Abstract

This work focuses on the interplay between protective iron carbonate surface scales and hydrate particles deposition. An iron carbonate layer was formed on API 5L X65 carbon steel in a glass reactor cell under aqueous CO2 saturated conditions using a three-electrode system. The protectiveness of the surface film was determined in situ using electrochemical techniques, which included open-circuit potential (OCP) and linear polarization (LP) measurements. As expected, the microscopic surface layer acted as a mass-transfer barrier, which reduced the corrosion rate of the carbon steel sample to various degrees depending on the pH of the electrolyte and polarization condition. After testing, the structure and composition of the films were characterized using surface analysis techniques, including, scanning electron microscopy (SEM) coupled with energy dispersive X-ray spectroscopy (EDS). The influence of the surface film on hydrate adhesion was subsequently investigated using a micromechanical force (MMF) apparatus, which indirectly measures the adhesion force between a clathrate hydrate particle and a nominated solid substrate surface. The combination of methods enabled the comparison of how corrosion products and surface film formation affect hydrate deposition tendency. Results indicate that the presence of an iron carbonate layer increases the propensity for hydrate deposition, through both higher growth rates.

Introduction

The development of new long subsea tiebacks will provide crucial infrastructure to bridge the gap between recent energy discoveries and existing offshore and onshore facilities, driving continued production of key energy resources. Looking at the challenges that need to be overcome for future energy production, the safe and reliable transport through subsea networks is one of the main initiatives of the flow assurance community. Additionally, subsea tiebacks provide a critical path to the delivery of the low-emissions future of the energy sector.

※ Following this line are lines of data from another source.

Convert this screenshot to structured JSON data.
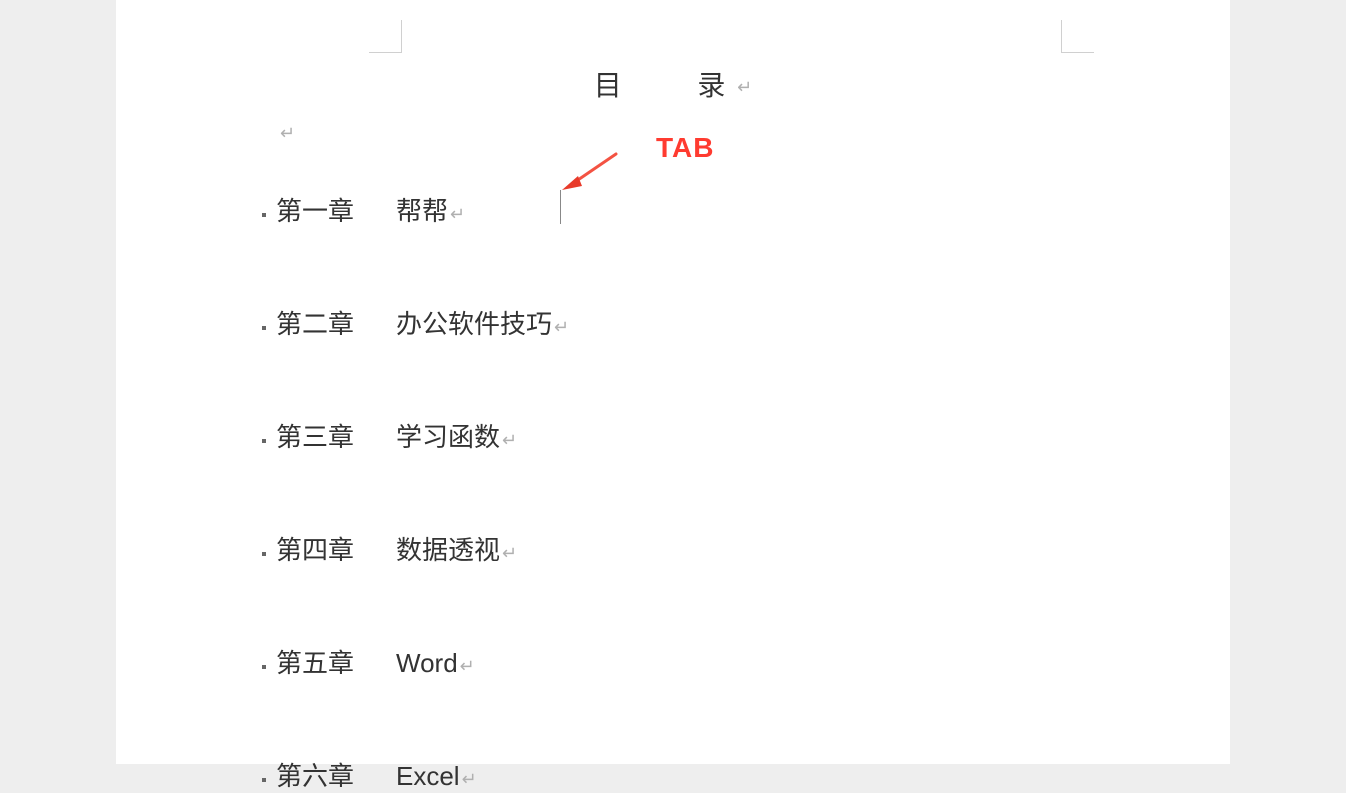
{
  "title": {
    "part1": "目",
    "part2": "录"
  },
  "annotation": "TAB",
  "paragraph_mark": "↵",
  "toc": [
    {
      "num": "第一章",
      "title": "帮帮"
    },
    {
      "num": "第二章",
      "title": "办公软件技巧"
    },
    {
      "num": "第三章",
      "title": "学习函数"
    },
    {
      "num": "第四章",
      "title": "数据透视"
    },
    {
      "num": "第五章",
      "title": "Word"
    },
    {
      "num": "第六章",
      "title": "Excel"
    }
  ]
}
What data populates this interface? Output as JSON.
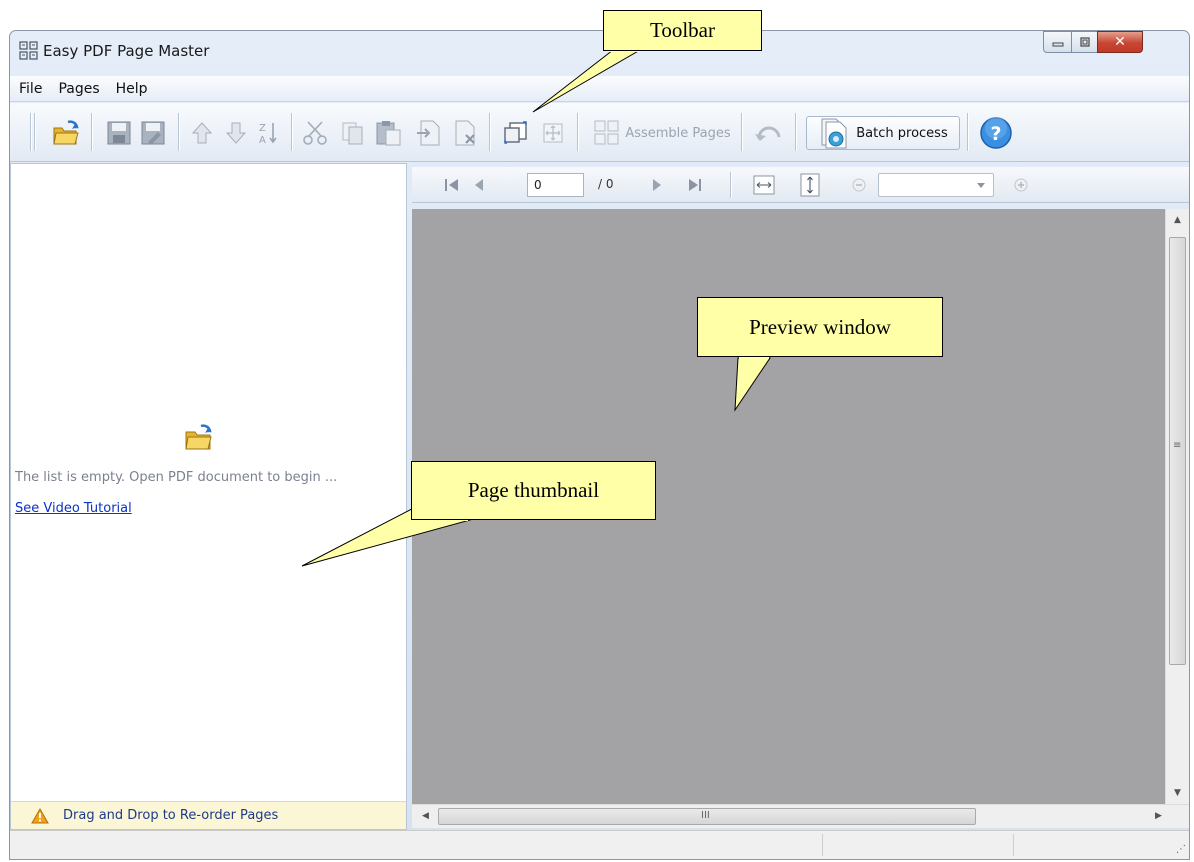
{
  "window": {
    "title": "Easy PDF Page Master"
  },
  "menu": {
    "items": [
      "File",
      "Pages",
      "Help"
    ]
  },
  "toolbar": {
    "buttons": [
      {
        "name": "open-button",
        "icon": "open-folder-icon"
      },
      {
        "name": "save-button",
        "icon": "save-icon"
      },
      {
        "name": "save-as-button",
        "icon": "save-as-icon"
      },
      {
        "name": "move-up-button",
        "icon": "arrow-up-icon"
      },
      {
        "name": "move-down-button",
        "icon": "arrow-down-icon"
      },
      {
        "name": "sort-button",
        "icon": "sort-za-icon"
      },
      {
        "name": "cut-button",
        "icon": "scissors-icon"
      },
      {
        "name": "copy-button",
        "icon": "copy-icon"
      },
      {
        "name": "paste-button",
        "icon": "paste-icon"
      },
      {
        "name": "insert-page-button",
        "icon": "insert-page-icon"
      },
      {
        "name": "delete-page-button",
        "icon": "delete-page-icon"
      },
      {
        "name": "rotate-button",
        "icon": "rotate-icon"
      },
      {
        "name": "fit-button",
        "icon": "fit-page-icon"
      },
      {
        "name": "undo-button",
        "icon": "undo-icon"
      },
      {
        "name": "help-button",
        "icon": "help-icon"
      }
    ],
    "assemble_label": "Assemble Pages",
    "batch_label": "Batch process"
  },
  "thumbnail_panel": {
    "empty_message": "The list is empty. Open  PDF document to begin ...",
    "tutorial_link": "See Video Tutorial",
    "hint": "Drag and Drop to Re-order Pages"
  },
  "navigation": {
    "current_page": "0",
    "total_pages": "/ 0",
    "zoom_value": ""
  },
  "scrollbar": {
    "h_grip": "III",
    "v_grip": "≡"
  },
  "callouts": {
    "toolbar": "Toolbar",
    "preview": "Preview window",
    "thumbnail": "Page thumbnail"
  },
  "colors": {
    "preview_bg": "#a3a3a6",
    "callout_bg": "#ffffa8",
    "link": "#0a32c8",
    "hint_bg": "#fbf7d6",
    "close_button": "#c74633"
  }
}
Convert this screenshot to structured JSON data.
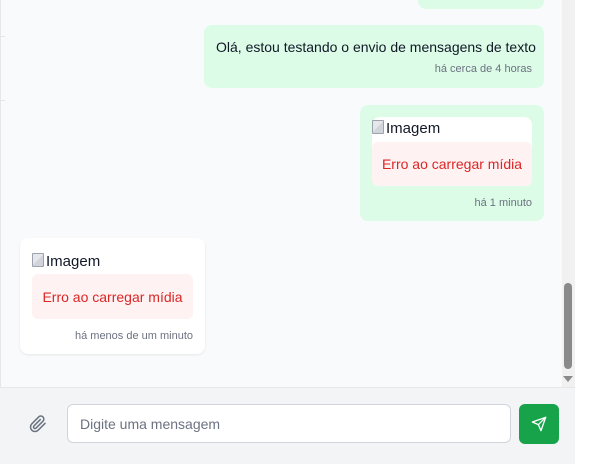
{
  "messages": [
    {
      "direction": "outgoing",
      "type": "text",
      "text": "Olá, estou testando o envio de mensagens de texto",
      "time": "há cerca de 4 horas"
    },
    {
      "direction": "outgoing",
      "type": "media",
      "image_alt": "Imagem",
      "error": "Erro ao carregar mídia",
      "time": "há 1 minuto"
    },
    {
      "direction": "incoming",
      "type": "media",
      "image_alt": "Imagem",
      "error": "Erro ao carregar mídia",
      "time": "há menos de um minuto"
    }
  ],
  "composer": {
    "placeholder": "Digite uma mensagem",
    "value": "",
    "attach_icon": "paperclip-icon",
    "send_icon": "send-icon"
  },
  "colors": {
    "outgoing_bubble": "#dcfce7",
    "incoming_bubble": "#ffffff",
    "error_text": "#dc2626",
    "error_bg": "#fef2f2",
    "send_button": "#16a34a"
  }
}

There are many challenges related to the production and transportation of oil and gas within subsea pipelines, largely associated to the hostile environment and extreme operation conditions. Particularly, considering that several prominent Australian offshore gas fields produce a significant volume of CO2, which may account for up to 14% of recoverable fluid on a molar basis.1 This CO2 must be removed from the raw gas stream before reaching gas production facilities, transiting subsea production lines on the order of 100+km before treatment onshore. The fact that subsea pipelines are typically made of carbon steel,2 a material prone to internal corrosion when exposed to an aqueous environment containing CO2,3 implies that corrosion is a chief concern for pipeline integrity management.